The article reveals that as all hell was breaking loose on September 11, 2001, the Secret Service spent hours looking for Jenna Bush. The previous summer, the First Lady had sided with the girls - and against their father - when the girls complained that the security detail was interfering with their social lives. The article also quotes actor Ashton Kutcher relaying an anecdote from a party at his house where one of his friends is in an upstairs room, "smoking out the Bush twins on his hookah."
It should be said that none of this is out of character or remarkable for young women of their age and social status. The only reason it's a big deal is because of the job their father holds.
If you read further into all of this, though, some troubling scenarios start to take shape. How difficult would it be for operatives from Al Qaida or some other group with a grudge against the U.S. to kidnap them? From the information presented in the story, it doesn't sound like it would be difficult at all. If they can sneak past some of the most intense security in the world with the necessary equipment to hijack jetliners, then surely it's a cakewalk to abduct a couple of stoned college girls whose security detail has been told to back off.
What leverage would the kidnappers then have over the leader of the free world? What would the president do if an ear or a finger cut from one of his beloved daughters showed up in the mail? What kind of choices would he be forced to make? Which instincts win out: those of a father, or those of the President of the United States?
I ask these questions not to be cruel, but to point out that I don't really want to find out what happens if this president, especially with his history of alcohol problems, has to make that kind of tragic choice.

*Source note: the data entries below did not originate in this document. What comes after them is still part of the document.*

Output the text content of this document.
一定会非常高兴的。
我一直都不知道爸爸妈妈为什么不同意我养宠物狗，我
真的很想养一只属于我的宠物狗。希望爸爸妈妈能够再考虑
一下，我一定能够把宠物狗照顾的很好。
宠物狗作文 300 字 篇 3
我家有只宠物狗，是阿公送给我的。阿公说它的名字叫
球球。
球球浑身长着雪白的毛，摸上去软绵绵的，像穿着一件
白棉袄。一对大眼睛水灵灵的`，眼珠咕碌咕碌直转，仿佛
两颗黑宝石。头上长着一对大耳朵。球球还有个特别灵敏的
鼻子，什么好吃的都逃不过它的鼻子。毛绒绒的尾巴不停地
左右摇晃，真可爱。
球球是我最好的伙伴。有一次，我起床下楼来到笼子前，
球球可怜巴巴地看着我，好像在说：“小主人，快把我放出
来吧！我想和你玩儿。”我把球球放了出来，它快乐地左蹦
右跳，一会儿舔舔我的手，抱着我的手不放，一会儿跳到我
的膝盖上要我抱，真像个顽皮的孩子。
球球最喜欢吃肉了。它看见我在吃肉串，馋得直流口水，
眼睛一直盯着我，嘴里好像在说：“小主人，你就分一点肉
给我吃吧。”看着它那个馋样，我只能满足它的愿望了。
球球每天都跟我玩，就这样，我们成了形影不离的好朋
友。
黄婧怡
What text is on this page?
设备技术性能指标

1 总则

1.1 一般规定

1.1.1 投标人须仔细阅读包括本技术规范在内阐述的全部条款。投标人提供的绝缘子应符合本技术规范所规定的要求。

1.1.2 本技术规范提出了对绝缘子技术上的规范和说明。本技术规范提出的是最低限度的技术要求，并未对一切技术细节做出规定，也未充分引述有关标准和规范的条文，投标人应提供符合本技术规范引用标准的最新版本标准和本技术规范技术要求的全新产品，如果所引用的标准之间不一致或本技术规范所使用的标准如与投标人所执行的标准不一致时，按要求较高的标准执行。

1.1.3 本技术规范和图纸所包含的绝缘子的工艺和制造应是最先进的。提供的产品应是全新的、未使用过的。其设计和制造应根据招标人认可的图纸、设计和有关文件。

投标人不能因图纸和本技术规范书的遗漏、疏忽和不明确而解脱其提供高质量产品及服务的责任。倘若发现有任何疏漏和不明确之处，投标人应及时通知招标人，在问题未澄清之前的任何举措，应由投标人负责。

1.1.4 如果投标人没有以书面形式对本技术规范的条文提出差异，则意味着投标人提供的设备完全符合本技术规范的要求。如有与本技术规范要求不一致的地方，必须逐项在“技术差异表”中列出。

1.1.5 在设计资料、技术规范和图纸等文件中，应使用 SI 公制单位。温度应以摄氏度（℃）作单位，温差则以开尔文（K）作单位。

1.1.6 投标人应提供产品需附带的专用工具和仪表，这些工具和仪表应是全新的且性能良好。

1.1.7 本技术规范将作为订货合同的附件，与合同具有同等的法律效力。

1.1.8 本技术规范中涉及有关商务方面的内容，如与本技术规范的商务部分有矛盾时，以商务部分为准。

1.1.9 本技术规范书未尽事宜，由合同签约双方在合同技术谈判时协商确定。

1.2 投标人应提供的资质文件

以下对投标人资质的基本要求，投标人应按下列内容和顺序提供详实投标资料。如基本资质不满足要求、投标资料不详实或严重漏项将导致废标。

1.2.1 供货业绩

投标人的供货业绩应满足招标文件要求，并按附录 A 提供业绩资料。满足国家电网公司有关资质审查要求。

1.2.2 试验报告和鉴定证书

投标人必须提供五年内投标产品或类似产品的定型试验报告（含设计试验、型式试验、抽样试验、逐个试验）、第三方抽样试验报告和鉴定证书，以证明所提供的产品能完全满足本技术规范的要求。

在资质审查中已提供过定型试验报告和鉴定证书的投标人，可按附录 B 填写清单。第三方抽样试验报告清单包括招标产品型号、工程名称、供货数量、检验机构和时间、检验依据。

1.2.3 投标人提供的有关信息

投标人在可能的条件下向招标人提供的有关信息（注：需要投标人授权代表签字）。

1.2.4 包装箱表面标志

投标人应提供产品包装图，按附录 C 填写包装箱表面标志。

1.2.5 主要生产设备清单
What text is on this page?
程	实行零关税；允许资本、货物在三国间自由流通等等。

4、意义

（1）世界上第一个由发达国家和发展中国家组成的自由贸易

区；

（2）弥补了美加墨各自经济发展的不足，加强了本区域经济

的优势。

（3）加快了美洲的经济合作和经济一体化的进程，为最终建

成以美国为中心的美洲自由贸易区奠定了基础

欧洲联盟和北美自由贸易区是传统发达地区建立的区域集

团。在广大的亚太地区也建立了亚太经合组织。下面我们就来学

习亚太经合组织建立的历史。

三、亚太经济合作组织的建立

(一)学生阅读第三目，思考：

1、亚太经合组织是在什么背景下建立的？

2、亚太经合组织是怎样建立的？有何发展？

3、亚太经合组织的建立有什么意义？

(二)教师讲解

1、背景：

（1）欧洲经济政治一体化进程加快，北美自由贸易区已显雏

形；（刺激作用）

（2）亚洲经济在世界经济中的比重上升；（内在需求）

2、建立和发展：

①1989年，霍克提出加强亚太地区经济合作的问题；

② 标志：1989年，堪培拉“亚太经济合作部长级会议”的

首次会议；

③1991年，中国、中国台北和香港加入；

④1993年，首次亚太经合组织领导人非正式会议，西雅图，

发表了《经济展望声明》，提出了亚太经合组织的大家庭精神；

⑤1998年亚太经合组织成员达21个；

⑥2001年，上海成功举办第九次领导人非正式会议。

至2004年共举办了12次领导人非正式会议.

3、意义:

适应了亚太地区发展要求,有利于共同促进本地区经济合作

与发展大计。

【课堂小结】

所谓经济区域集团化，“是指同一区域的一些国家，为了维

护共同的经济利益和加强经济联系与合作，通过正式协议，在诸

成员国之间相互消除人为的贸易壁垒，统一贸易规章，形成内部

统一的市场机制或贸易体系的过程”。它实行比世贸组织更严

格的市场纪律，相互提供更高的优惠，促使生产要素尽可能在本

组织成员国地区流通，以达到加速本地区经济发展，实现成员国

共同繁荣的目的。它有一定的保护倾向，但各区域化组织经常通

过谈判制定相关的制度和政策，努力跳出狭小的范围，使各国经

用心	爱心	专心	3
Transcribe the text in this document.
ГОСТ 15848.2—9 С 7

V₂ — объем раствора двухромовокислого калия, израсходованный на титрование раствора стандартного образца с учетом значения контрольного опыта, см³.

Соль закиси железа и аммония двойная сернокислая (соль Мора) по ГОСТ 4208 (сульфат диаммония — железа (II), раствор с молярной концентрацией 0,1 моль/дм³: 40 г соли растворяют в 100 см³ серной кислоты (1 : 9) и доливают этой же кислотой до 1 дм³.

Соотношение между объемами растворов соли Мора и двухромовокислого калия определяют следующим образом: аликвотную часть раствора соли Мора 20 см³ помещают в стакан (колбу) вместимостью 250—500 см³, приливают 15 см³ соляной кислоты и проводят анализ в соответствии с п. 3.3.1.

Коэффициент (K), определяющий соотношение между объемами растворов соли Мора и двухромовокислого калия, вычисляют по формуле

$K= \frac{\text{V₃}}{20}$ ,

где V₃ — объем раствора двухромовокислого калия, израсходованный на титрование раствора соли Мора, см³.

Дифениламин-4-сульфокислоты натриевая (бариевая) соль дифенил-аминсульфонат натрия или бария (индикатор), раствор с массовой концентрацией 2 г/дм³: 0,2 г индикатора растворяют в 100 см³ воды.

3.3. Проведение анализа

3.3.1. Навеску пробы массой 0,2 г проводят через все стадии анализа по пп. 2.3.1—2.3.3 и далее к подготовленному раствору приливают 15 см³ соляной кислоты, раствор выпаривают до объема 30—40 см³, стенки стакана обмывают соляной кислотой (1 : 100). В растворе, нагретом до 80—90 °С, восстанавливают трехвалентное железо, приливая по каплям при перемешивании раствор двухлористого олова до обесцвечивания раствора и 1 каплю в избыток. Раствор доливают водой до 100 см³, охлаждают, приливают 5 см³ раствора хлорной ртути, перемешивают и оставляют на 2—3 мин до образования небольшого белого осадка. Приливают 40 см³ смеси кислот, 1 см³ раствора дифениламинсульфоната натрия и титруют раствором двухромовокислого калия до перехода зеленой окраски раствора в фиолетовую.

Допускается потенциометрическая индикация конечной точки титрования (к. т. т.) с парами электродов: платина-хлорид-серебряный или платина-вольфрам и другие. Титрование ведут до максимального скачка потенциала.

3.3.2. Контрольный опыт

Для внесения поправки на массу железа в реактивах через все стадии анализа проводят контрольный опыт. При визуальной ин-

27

I want to point out that I'm not trying to pass judgement on Jenna or Barbara Bush. They are of an age where people act wild and crazy sometimes, and I'm sure that most of us could tell some embarrassing stories about our own behavior at that age. It's too bad that they have to spend these years of their lives under the harsh glare of the spotlight. But the fact remains that if you look past the National Enquirer aspects of the stories that have appeared about them in the press, some troubling questions arise.